Des États soutiennent ces expéditions, Portugal, France, Angleterre. En Asie des thalassocraties naissent. En Chine, les dynasties Song et Mongole investissent dans la mer. C’est pendant la dynastie Ming que des flottes de plusieurs centaines de navires et de dizaines de milliers d’hommes commandées par Zheng He sillonnent l’océan Indien entre 1405 et 1422.
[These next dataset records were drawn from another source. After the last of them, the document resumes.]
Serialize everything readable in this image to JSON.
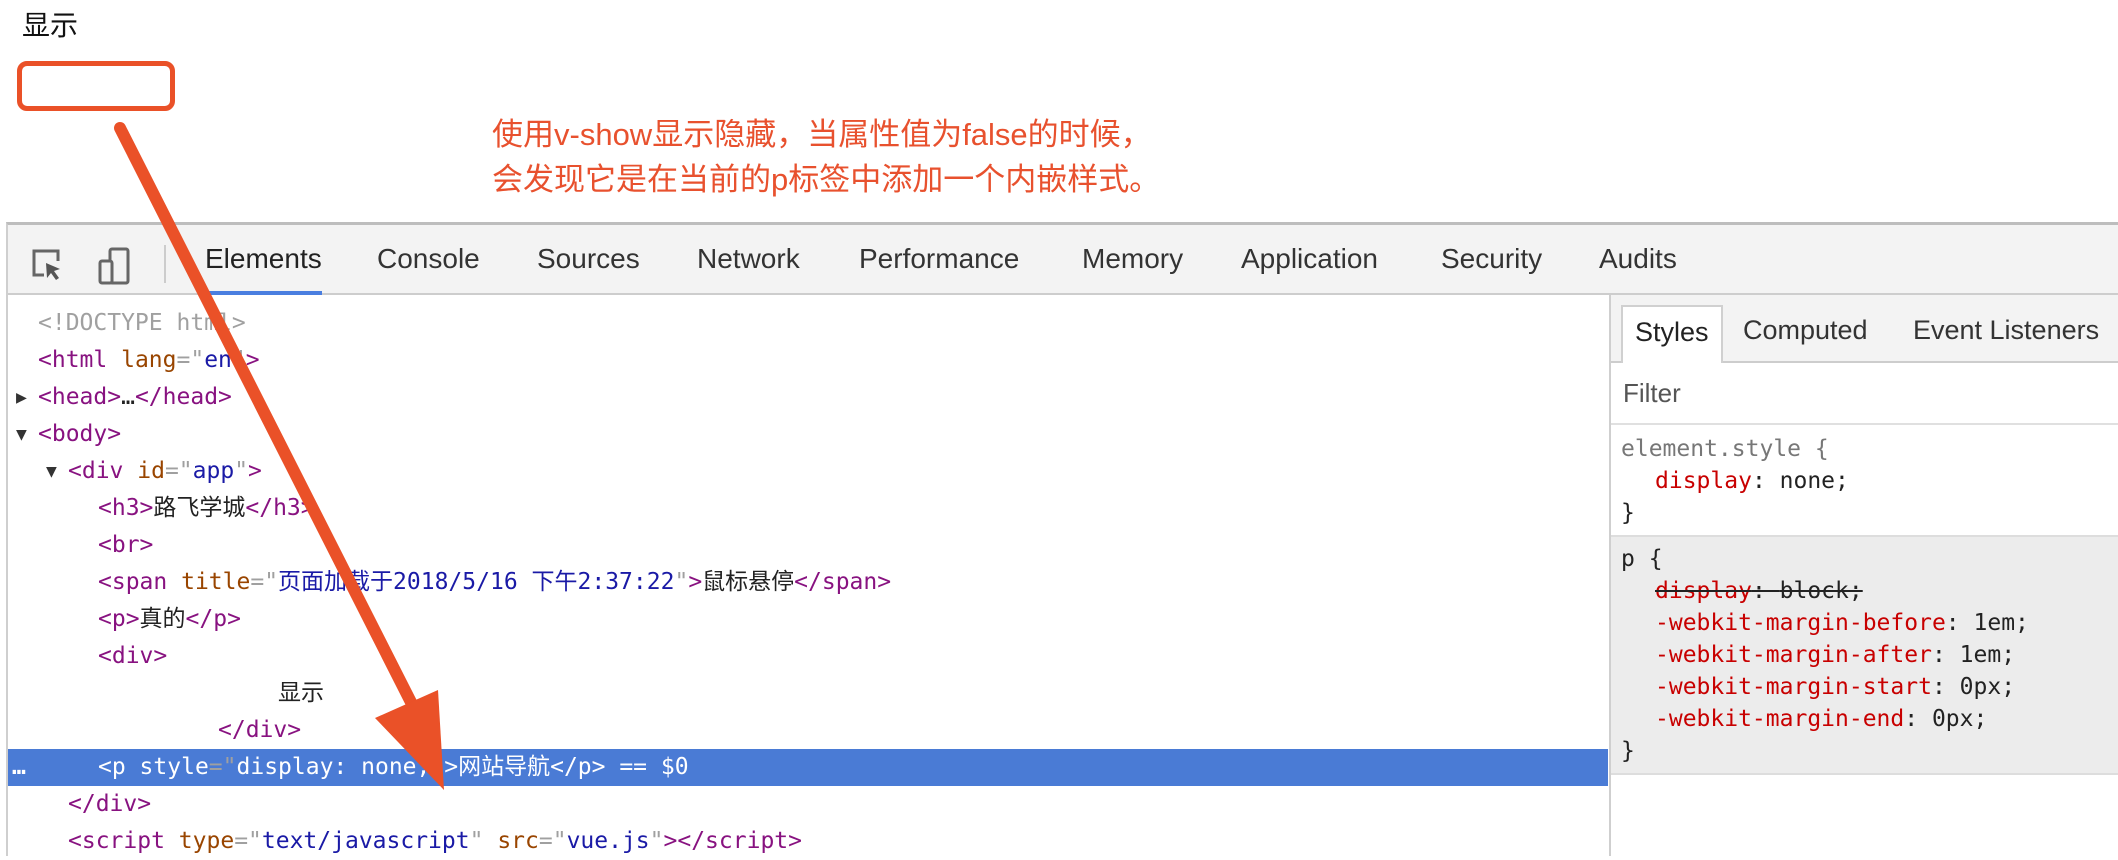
{
  "page": {
    "text": "显示"
  },
  "annotation": {
    "line1": "使用v-show显示隐藏，当属性值为false的时候，",
    "line2": "会发现它是在当前的p标签中添加一个内嵌样式。",
    "color": "#e8512e"
  },
  "devtools": {
    "tabs": [
      "Elements",
      "Console",
      "Sources",
      "Network",
      "Performance",
      "Memory",
      "Application",
      "Security",
      "Audits"
    ],
    "active_tab": "Elements",
    "icons": [
      "inspect-element-icon",
      "device-toolbar-icon"
    ],
    "dom_lines": [
      {
        "indent": 0,
        "tri": "",
        "tokens": [
          [
            "doct",
            "<!DOCTYPE html>"
          ]
        ]
      },
      {
        "indent": 0,
        "tri": "",
        "tokens": [
          [
            "tag",
            "<html"
          ],
          [
            "attr",
            " lang"
          ],
          [
            "punct",
            "=\""
          ],
          [
            "val",
            "en"
          ],
          [
            "punct",
            "\""
          ],
          [
            "tag",
            ">"
          ]
        ]
      },
      {
        "indent": 0,
        "tri": "▶",
        "tokens": [
          [
            "tag",
            "<head>"
          ],
          [
            "txt",
            "…"
          ],
          [
            "tag",
            "</head>"
          ]
        ]
      },
      {
        "indent": 0,
        "tri": "▼",
        "tokens": [
          [
            "tag",
            "<body>"
          ]
        ]
      },
      {
        "indent": 1,
        "tri": "▼",
        "tokens": [
          [
            "tag",
            "<div"
          ],
          [
            "attr",
            " id"
          ],
          [
            "punct",
            "=\""
          ],
          [
            "val",
            "app"
          ],
          [
            "punct",
            "\""
          ],
          [
            "tag",
            ">"
          ]
        ]
      },
      {
        "indent": 2,
        "tri": "",
        "tokens": [
          [
            "tag",
            "<h3>"
          ],
          [
            "txt",
            "路飞学城"
          ],
          [
            "tag",
            "</h3>"
          ]
        ]
      },
      {
        "indent": 2,
        "tri": "",
        "tokens": [
          [
            "tag",
            "<br>"
          ]
        ]
      },
      {
        "indent": 2,
        "tri": "",
        "tokens": [
          [
            "tag",
            "<span"
          ],
          [
            "attr",
            " title"
          ],
          [
            "punct",
            "=\""
          ],
          [
            "val",
            "页面加载于2018/5/16 下午2:37:22"
          ],
          [
            "punct",
            "\""
          ],
          [
            "tag",
            ">"
          ],
          [
            "txt",
            "鼠标悬停"
          ],
          [
            "tag",
            "</span>"
          ]
        ]
      },
      {
        "indent": 2,
        "tri": "",
        "tokens": [
          [
            "tag",
            "<p>"
          ],
          [
            "txt",
            "真的"
          ],
          [
            "tag",
            "</p>"
          ]
        ]
      },
      {
        "indent": 2,
        "tri": "",
        "tokens": [
          [
            "tag",
            "<div>"
          ]
        ]
      },
      {
        "indent": 8,
        "tri": "",
        "tokens": [
          [
            "txt",
            "显示"
          ]
        ]
      },
      {
        "indent": 6,
        "tri": "",
        "tokens": [
          [
            "tag",
            "</div>"
          ]
        ]
      },
      {
        "indent": 2,
        "tri": "",
        "selected": true,
        "tokens": [
          [
            "tag",
            "<p"
          ],
          [
            "attr",
            " style"
          ],
          [
            "punct",
            "=\""
          ],
          [
            "val",
            "display: none;"
          ],
          [
            "punct",
            "\""
          ],
          [
            "tag",
            ">"
          ],
          [
            "txt",
            "网站导航"
          ],
          [
            "tag",
            "</p>"
          ],
          [
            "eq",
            " == $0"
          ]
        ]
      },
      {
        "indent": 1,
        "tri": "",
        "tokens": [
          [
            "tag",
            "</div>"
          ]
        ]
      },
      {
        "indent": 1,
        "tri": "",
        "tokens": [
          [
            "tag",
            "<script"
          ],
          [
            "attr",
            " type"
          ],
          [
            "punct",
            "=\""
          ],
          [
            "val",
            "text/javascript"
          ],
          [
            "punct",
            "\""
          ],
          [
            "attr",
            " src"
          ],
          [
            "punct",
            "=\""
          ],
          [
            "val",
            "vue.js"
          ],
          [
            "punct",
            "\""
          ],
          [
            "tag",
            "></script>"
          ]
        ]
      }
    ],
    "selected_marker": "…",
    "sidebar": {
      "tabs": [
        "Styles",
        "Computed",
        "Event Listeners"
      ],
      "active_tab": "Styles",
      "filter_placeholder": "Filter",
      "rules": [
        {
          "selector": "element.style {",
          "props": [
            {
              "name": "display",
              "value": "none;",
              "struck": false
            }
          ],
          "close": "}"
        },
        {
          "selector": "p {",
          "props": [
            {
              "name": "display",
              "value": "block;",
              "struck": true
            },
            {
              "name": "-webkit-margin-before",
              "value": "1em;",
              "struck": false
            },
            {
              "name": "-webkit-margin-after",
              "value": "1em;",
              "struck": false
            },
            {
              "name": "-webkit-margin-start",
              "value": "0px;",
              "struck": false
            },
            {
              "name": "-webkit-margin-end",
              "value": "0px;",
              "struck": false
            }
          ],
          "close": "}"
        }
      ]
    }
  }
}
La civilisation de l’Indus disposait de ports, notamment Lothal qui alimentaient des échanges commerciaux avec la Mésopotamie. Sous la période Maurya (IVe-IIe siècles avant notre ère), la mer joue encore une grande importance. Les Indiens ont commercé avec Rome. Mais à partir du VIIe siècle, la religion brahmanique interdit la mer, considérée comme impure. S’aventurer dans l’eau noire (kalapani) peut aboutir à une mise au ban. Plus tard, les Cholas renouent avec la mer, s’aventurant vers l’Asie du sud-est.
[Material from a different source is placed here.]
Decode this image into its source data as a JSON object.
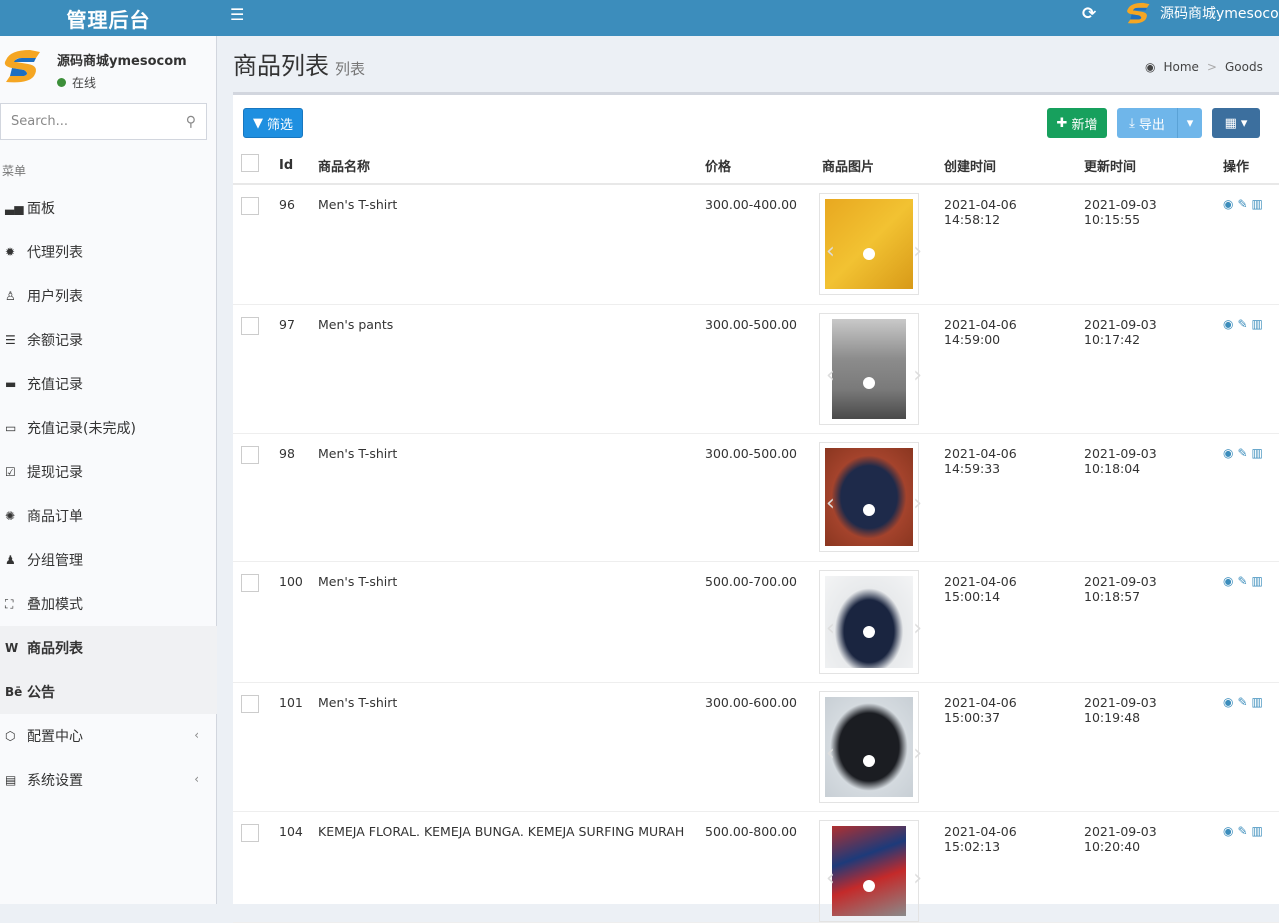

L’auteur fait état du droit de la mer qui accorde de grandes libertés. Puis, il s’intéresse aux ressources de la mer : pétrole, gaz, baleines, poissons, algues, nodules polymétalliques… La pêche s’industrialise. Des géants des mers, surtout coréens, taïwanais et chinois, sillonnent les mers du monde. La surpêche menace des espèces de disparition. L’aquaculture se développe, fournissant aujourd’hui 60 % de la consommation mondiale. L’aquaponie associe à l’élevage de poissons la culture de plantes. L’algoculture connaît un développement spectaculaire en Asie, particulièrement en Chine, en Indonésie et aux Philippines. Le dessalement de l’eau de mer remédie à la pénurie d’eau. La mer fournit aussi le sable, indispensable à l’industrie du bâtiment, l’auteur indiquant au passage qu’il peut remplacer le sable des cours d’eau de plus en plus rare, le sable du désert étant impropre car trop fin et lisse. L’auteur ne manque pas de rappeler que la mer est source d’énergie. L’énergie hydrolienne, version marine de l’énergie éolienne, utilise les courants mais ceux-ci sont inégalement répartis. L’énergie thermique, reposant sur des différences de température entre les eaux de surface et en profondeur, peut surtout être utilisée dans les zones tropicales. Les recherches se poursuivent. Les organismes marins encore mal connus promettent de belles découvertes qui seront utiles notamment à l’industrie pharmaceutique. Les algues pourraient fournir des bio-carburants. Des robots permettent d’accéder aux grandes profondeurs et à l’avenir pourraient exploiter les nodules polymétalliques alors que les ressources terrestres se réduisent. Les abysses, notamment ceux de l’océan Pacifique, restent encore mal connus mais livrent peu à peu leurs secrets. Ils entretiennent encore le mystère nous dit Cyrille Poirier-Coutansais. Certains chercheurs estiment qu’ils pourraient abriter des espèces qui auraient survécu aux grandes extinctions. In fine, le livre nous rappelle quelques données utiles : la zone mésale se trouve entre 200 et 1 000 mètres de profondeur, la zone bathyale de 1 000 à 4000 mètres, la zone abyssale de 4 000 à 10 000 mètres et la zone hadale en dessous de 10 000 mètres.
Cyrille Poirier Coutansais, directeur au Centre d’Études Stratégiques de la Marine, signe un bel ouvrage, agrémenté de belles photos en couleurs, facile à lire, qui complète une série de plusieurs autres publications.